Chroniques

par isabelle stibbe

Falstaff
opéra de Giuseppe Verdi

Théâtre des Champs-Élysées, Paris
- 27 juin 2008
Anna Caterina Antonacci est Alice Ford du Falstaff de Verdi
© alvaro yañez

« Falstaff immense, énorme Falstaff » : pour quelle raison ce personnage shakespearien, qui ne fait que traverser The Merry Wives of Windsor ou Henry IV, donne-t-il naissance œuvre à part entière qui deviendrait le testament de deux monstres sacrés, Giuseppe Verdi et Orson Welles ? L'un pour l'opéra, l'autre pour le cinéma, ces hommes ont accompli le même cheminement shakespearien, adaptant Macbeth d'abord, Othello ensuite, Falstaff enfin –coïncidence encore plus troublante si l'on inclut le fantasme avorté d’un King Lear. Malgré son gros ventre, son bain forcé dans la Tamise, sa crédulité, Falstaff le paillard, Falstaff l'ivrogne, Falstaff qui se rit de l'honneur, réussit à nous toucher – plus profond qu'il n'y paraît, plus mélancolique aussi. Peut-être parce, comme le suggère l'écrivain Pierre-Jean Rémy, Falstaff c'est « quand même tout ce que nous redoutons d'être un jour, nous autres hommes qui voyons l'âge venir, tout en espérant, au bout du compte s'en tirer aussi bien que lui ».

Tout cela, Alessandro Corbelli nous le dit avec cette nouvelle production.
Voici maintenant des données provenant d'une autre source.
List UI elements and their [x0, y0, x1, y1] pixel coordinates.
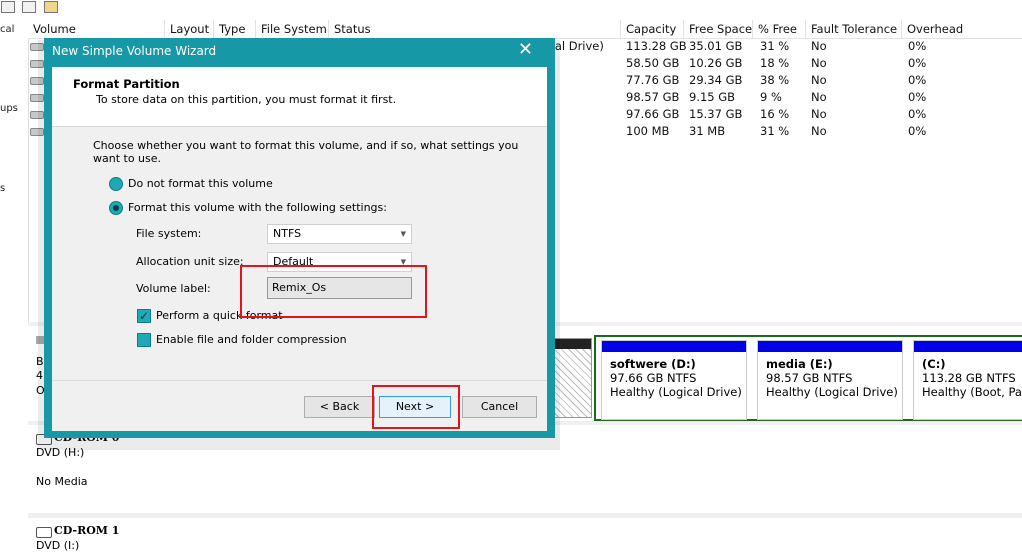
capacity-cell: 58.50 GB [626, 56, 680, 70]
partition-d[interactable]: softwere (D:) 97.66 GB NTFS Healthy (Log… [601, 340, 747, 420]
overhead-cell: 0% [908, 39, 927, 53]
capacity-cell: 77.76 GB [626, 73, 680, 87]
wizard-header: Format Partition To store data on this p… [52, 67, 547, 127]
console-tree: cal ups s [0, 20, 29, 547]
toolbar-icon[interactable] [1, 1, 15, 13]
fault-tolerance-cell: No [811, 107, 827, 121]
allocation-unit-label: Allocation unit size: [136, 255, 244, 268]
partition-e[interactable]: media (E:) 98.57 GB NTFS Healthy (Logica… [757, 340, 903, 420]
partition-size: 113.28 GB NTFS [922, 371, 1016, 385]
cdrom-1-area [120, 518, 1022, 547]
capacity-cell: 113.28 GB [626, 39, 687, 53]
tree-fragment: ups [0, 103, 18, 114]
cancel-button[interactable]: Cancel [462, 396, 537, 418]
fault-tolerance-cell: No [811, 73, 827, 87]
fault-tolerance-cell: No [811, 124, 827, 138]
new-simple-volume-wizard: New Simple Volume Wizard ✕ Format Partit… [44, 38, 555, 438]
percent-free-cell: 16 % [760, 107, 790, 121]
highlight-next-button [372, 385, 460, 429]
quick-format-checkbox[interactable]: ✓ [137, 309, 151, 323]
capacity-cell: 97.66 GB [626, 107, 680, 121]
overhead-cell: 0% [908, 56, 927, 70]
partition-bar [758, 341, 902, 352]
cdrom-media: No Media [36, 475, 88, 488]
capacity-cell: 100 MB [626, 124, 670, 138]
tree-fragment: cal [0, 24, 15, 35]
column-layout[interactable]: Layout [164, 20, 213, 38]
partition-status: Healthy (Logical Drive) [766, 385, 898, 399]
compression-checkbox[interactable] [137, 333, 151, 347]
partition-name: (C:) [922, 357, 946, 371]
dialog-body: Format Partition To store data on this p… [52, 67, 547, 431]
percent-free-cell: 31 % [760, 39, 790, 53]
column-overhead[interactable]: Overhead [901, 20, 1022, 38]
partition-bar [602, 341, 746, 352]
partition-size: 97.66 GB NTFS [610, 371, 697, 385]
file-system-label: File system: [136, 227, 202, 240]
column-fault-tolerance[interactable]: Fault Tolerance [805, 20, 901, 38]
file-system-select[interactable]: NTFS ▼ [267, 224, 412, 244]
partition-status: Healthy (Logical Drive) [610, 385, 742, 399]
overhead-cell: 0% [908, 90, 927, 104]
button-separator [52, 380, 547, 381]
highlight-volume-label [240, 265, 427, 318]
percent-free-cell: 9 % [760, 90, 782, 104]
toolbar [0, 0, 1022, 20]
column-file-system[interactable]: File System [255, 20, 328, 38]
percent-free-cell: 18 % [760, 56, 790, 70]
column-capacity[interactable]: Capacity [620, 20, 683, 38]
page-title: Format Partition [73, 77, 180, 91]
close-icon[interactable]: ✕ [518, 39, 533, 60]
properties-icon[interactable] [22, 1, 36, 13]
partition-name: media (E:) [766, 357, 833, 371]
page-subtitle: To store data on this partition, you mus… [96, 93, 397, 106]
cdrom-1-label[interactable]: CD-ROM 1 DVD (I:) [28, 518, 121, 552]
free-space-cell: 15.37 GB [689, 107, 743, 121]
partition-size: 98.57 GB NTFS [766, 371, 853, 385]
partition-c[interactable]: (C:) 113.28 GB NTFS Healthy (Boot, Page [913, 340, 1022, 420]
column-type[interactable]: Type [213, 20, 255, 38]
partition-bar [914, 341, 1022, 352]
instructions-text: Choose whether you want to format this v… [93, 139, 519, 165]
help-icon[interactable] [44, 1, 58, 13]
column-volume[interactable]: Volume [28, 20, 166, 38]
free-space-cell: 35.01 GB [689, 39, 743, 53]
fault-tolerance-cell: No [811, 90, 827, 104]
volume-label-label: Volume label: [136, 282, 211, 295]
format-volume-radio[interactable] [109, 201, 123, 215]
free-space-cell: 9.15 GB [689, 90, 736, 104]
column-free-space[interactable]: Free Space [683, 20, 752, 38]
column-status[interactable]: Status [328, 20, 620, 38]
tree-fragment: s [0, 183, 6, 194]
fault-tolerance-cell: No [811, 56, 827, 70]
dropdown-arrow-icon: ▼ [400, 230, 406, 238]
percent-free-cell: 38 % [760, 73, 790, 87]
do-not-format-label[interactable]: Do not format this volume [128, 177, 273, 190]
capacity-cell: 98.57 GB [626, 90, 680, 104]
format-volume-label[interactable]: Format this volume with the following se… [128, 201, 387, 214]
dialog-title: New Simple Volume Wizard [52, 44, 217, 58]
partition-status: Healthy (Boot, Page [922, 385, 1022, 399]
free-space-cell: 31 MB [689, 124, 726, 138]
do-not-format-radio[interactable] [109, 177, 123, 191]
file-system-value: NTFS [273, 227, 302, 240]
percent-free-cell: 31 % [760, 124, 790, 138]
partition-name: softwere (D:) [610, 357, 696, 371]
cdrom-title: CD-ROM 1 [54, 524, 120, 537]
column-percent-free[interactable]: % Free [752, 20, 805, 38]
overhead-cell: 0% [908, 124, 927, 138]
back-button[interactable]: < Back [304, 396, 375, 418]
compression-label[interactable]: Enable file and folder compression [156, 333, 347, 346]
fault-tolerance-cell: No [811, 39, 827, 53]
free-space-cell: 29.34 GB [689, 73, 743, 87]
cdrom-drive: DVD (I:) [36, 539, 80, 552]
overhead-cell: 0% [908, 73, 927, 87]
overhead-cell: 0% [908, 107, 927, 121]
free-space-cell: 10.26 GB [689, 56, 743, 70]
cdrom-icon [36, 527, 52, 538]
volume-table-header: Volume Layout Type File System Status Ca… [28, 20, 1022, 39]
Sa voix pourrait être plus puissante, pour s'harmoniser tout à fait avec la corpulence de Falstaff, mais, grâce à un placement impeccable et un jeu irréprochable, elle exprime bien des nuances. Son « Va ! » du deuxième acte (Va, vecchio John), lorsqu'il se croit encore irrésistible, fait en une seule note exploser rouerie, truculence et vanité, tandis que le même mot, dans la même phrase au dernier acte, juste après sa déconfiture dans la Tamise, laisse percer dépit, amertume et surprise devant la méchanceté du monde.

Ce Falstaff est vocalement si bien entouré qu'on ne sait plus à qui décerner en premier les éloges. La force de Ludovic Tézier, outre son baryton puissant et large, est de ne pas faire de Ford un personnage ridicule mais d’au contraire rendre touchante sa jalousie. Le duo avec Falstaff est superbe (Acte II), les partenaires chantant tous deux avec une musicalité rare.Anna Caterina Antonacci campe une Alice Ford à poigne et pleine de charme, qui se joue de la partition sans aucune difficulté. Caitline Hulcup est scéniquement plus en retrait dans le rôle de Meg Page, mais n'a vocalement rien à lui envier. La truculente Marie-Nicole Lemieux est idéale en Mrs Quickly : comique et charmeuse, un rien cabotine, elle affiche un contralto magnifique. Le duo formé par Francesco Meli (Fenton) et Amel Brahim-Djelloul (Nanetta) est d'une absolue délicatesse. Déjà remarqué en Suzanne à l'Opéra de Lausanne et en Véronique au Châtelet, le soprano semble l'incarnation de la jeunesse et de la grâce, tandis que son partenaire se révèle ténor éclatant, à la puissance et au legato à couper le souffle.

Jubilatoire, ce plateau vocal de grand niveau affirme un sain esprit de troupe. Sans doute la direction d'Alain Altinoglu n'est-elle pas pour rien dans ce succès : le jeune chef sait aussi bien soutenir et magnifier les chanteurs que conduire brillamment la fosse. L'Orchestre de Paris est nerveux et fait ressortir toutes les subtilités de cette partition de la maturité.

Pour être tout à fait comblés, on aurait aimé une mise en scène aussi étincelante que l'orchestre, mais l'Italien Mario Martone ne fait guère montre d'inventivité. Avec ses galeries à trois étages et ses escaliers symétriques, la scénographie fonctionne bien en ce qu'elle favorise les poursuites et donne du rythme aux déplacements, mais elle n'est pas une réussite esthétique. Celle-ci vient de la représentation de la forêt de Windsor, matérialisée par une belle trouvaille : un chêne rouge, bleu et vert, inspiré de Mondrian, qui se déploie comme un vitrail en fond de scène. Dans l'enchantement de cet ultime tableau et la jubilation de la fugue finale, Tutto nel mondo è burla, on dira de ce spectacle qu’il est à l'instar de Falstaff : immense, énorme.